BERGSON, 1859-1941 (DL)

Um grande filósofo é aquele que cria novos conceitos: esses conceitos ultrapassam as dualidades do pensamento ordinário e, ao mesmo tempo, dão às coisas uma verdade nova, uma distribuição nova, um recorte extraordinário. O nome de Bergson permanece ligado às noções de duração, memória, impulso vital, intuição. Sua influência e seu gênio se avaliam graças à maneira pela qual tais conceitos se impuseram, foram utilizados, entraram e permaneceram no mundo filosófico. Desde Os dados imediatos, o conceito original de duração estava formado; em Matéria e memória, um conceito de memória; em A evolução criadora, o de impulso vital. A relação das três noções vizinhas deve indicar-nos o desenvolvimento e o progresso da filosofia bergsoniana. Qual é, pois, essa relação?

Em primeiro lugar, entretanto, nós nos propomos estudar somente a intuição, não que ela seja o essencial, mas porque ela é capaz de nos ensinar sobre a natureza dos problemas bergsonianos.
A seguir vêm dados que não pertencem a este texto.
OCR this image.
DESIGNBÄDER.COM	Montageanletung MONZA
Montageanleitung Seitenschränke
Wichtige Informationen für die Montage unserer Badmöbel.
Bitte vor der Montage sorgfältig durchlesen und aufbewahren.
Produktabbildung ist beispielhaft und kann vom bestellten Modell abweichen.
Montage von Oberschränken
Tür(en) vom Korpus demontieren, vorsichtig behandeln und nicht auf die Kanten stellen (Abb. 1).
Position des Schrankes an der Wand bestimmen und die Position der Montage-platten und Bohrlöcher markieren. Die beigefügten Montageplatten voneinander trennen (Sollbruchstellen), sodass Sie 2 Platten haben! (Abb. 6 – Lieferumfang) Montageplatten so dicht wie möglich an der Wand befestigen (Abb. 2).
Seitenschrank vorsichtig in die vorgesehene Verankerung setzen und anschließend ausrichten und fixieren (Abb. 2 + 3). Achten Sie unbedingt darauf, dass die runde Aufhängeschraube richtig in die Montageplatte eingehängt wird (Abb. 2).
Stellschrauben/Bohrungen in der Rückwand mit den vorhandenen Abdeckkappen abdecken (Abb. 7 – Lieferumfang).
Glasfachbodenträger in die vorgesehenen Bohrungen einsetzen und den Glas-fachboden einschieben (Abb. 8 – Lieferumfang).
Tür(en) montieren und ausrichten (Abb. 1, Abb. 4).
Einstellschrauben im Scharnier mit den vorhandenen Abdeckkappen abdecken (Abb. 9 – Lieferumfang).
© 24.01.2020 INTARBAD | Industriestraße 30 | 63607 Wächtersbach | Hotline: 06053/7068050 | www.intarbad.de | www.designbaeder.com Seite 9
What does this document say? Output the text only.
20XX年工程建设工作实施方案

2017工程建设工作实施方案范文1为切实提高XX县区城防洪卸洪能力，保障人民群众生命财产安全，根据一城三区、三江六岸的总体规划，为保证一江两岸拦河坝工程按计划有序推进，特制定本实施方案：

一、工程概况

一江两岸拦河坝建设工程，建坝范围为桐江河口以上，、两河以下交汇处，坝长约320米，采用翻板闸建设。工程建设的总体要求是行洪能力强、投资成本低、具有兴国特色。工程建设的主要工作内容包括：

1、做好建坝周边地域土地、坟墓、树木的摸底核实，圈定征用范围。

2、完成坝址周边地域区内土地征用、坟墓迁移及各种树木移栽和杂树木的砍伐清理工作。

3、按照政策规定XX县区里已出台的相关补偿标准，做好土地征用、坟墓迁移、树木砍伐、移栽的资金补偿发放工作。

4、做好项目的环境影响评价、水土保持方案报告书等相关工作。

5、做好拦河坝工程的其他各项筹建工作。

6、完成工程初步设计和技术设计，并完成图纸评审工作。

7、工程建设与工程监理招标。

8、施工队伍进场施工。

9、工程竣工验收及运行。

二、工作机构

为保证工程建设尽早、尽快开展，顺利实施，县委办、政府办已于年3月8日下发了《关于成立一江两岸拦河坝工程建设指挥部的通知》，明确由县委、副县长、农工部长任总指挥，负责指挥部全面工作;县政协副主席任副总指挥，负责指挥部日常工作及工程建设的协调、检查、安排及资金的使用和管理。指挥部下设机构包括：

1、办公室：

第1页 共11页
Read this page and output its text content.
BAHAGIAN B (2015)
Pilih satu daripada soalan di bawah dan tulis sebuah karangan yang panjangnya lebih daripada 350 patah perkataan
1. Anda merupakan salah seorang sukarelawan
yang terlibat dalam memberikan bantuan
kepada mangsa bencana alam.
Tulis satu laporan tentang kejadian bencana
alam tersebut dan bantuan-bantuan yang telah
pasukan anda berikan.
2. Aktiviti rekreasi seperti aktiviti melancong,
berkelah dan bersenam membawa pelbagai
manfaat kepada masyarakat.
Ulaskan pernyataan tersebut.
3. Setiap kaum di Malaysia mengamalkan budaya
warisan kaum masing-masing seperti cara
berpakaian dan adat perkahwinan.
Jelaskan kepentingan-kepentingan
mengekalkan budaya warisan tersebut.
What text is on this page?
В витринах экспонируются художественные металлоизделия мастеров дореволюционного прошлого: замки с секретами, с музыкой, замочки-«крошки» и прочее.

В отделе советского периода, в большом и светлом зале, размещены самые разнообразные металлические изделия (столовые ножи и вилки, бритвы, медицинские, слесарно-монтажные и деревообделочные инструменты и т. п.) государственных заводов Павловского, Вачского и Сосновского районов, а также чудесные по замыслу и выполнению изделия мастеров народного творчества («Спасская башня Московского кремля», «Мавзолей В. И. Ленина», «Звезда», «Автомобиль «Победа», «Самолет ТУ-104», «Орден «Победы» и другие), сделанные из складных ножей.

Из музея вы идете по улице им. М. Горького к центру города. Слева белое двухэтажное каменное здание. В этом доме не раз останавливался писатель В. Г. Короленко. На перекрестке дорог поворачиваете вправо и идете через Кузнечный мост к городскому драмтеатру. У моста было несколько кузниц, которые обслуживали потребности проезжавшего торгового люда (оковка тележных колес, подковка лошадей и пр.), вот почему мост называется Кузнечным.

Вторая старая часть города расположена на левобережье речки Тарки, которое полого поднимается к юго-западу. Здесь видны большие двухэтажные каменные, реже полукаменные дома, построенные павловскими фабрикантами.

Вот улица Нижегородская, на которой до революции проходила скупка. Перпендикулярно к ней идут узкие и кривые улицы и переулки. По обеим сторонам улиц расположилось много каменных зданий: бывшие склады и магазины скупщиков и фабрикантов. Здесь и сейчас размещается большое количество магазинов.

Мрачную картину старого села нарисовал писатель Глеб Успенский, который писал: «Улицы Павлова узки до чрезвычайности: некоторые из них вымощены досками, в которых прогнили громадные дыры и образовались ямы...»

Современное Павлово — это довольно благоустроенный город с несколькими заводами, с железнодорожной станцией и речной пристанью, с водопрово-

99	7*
Não é por acaso que, falando da intuição, Bergson nos mostra qual é a importância, na vida do espírito, de uma atividade que põe e constitui os problemas [1]: há mais falsos problemas do que falsas soluções, e eles aparecem antes de haver falsas soluções para os verdadeiros problemas. Ora, se uma certa intuição encontra-se sempre no coração da doutrina de um filósofo, uma das originalidades de Bergson está em que sua doutrina organizou a própria intuição como um verdadeiro método, método para eliminar os falsos problemas, para propor os problemas com verdade, método que os propõe então em termos de duração

“As questões relativas ao sujeito e ao objeto, 
à sua distinção e à sua união, 
devem ser propostas mais em função do tempo do que do espaço” [2]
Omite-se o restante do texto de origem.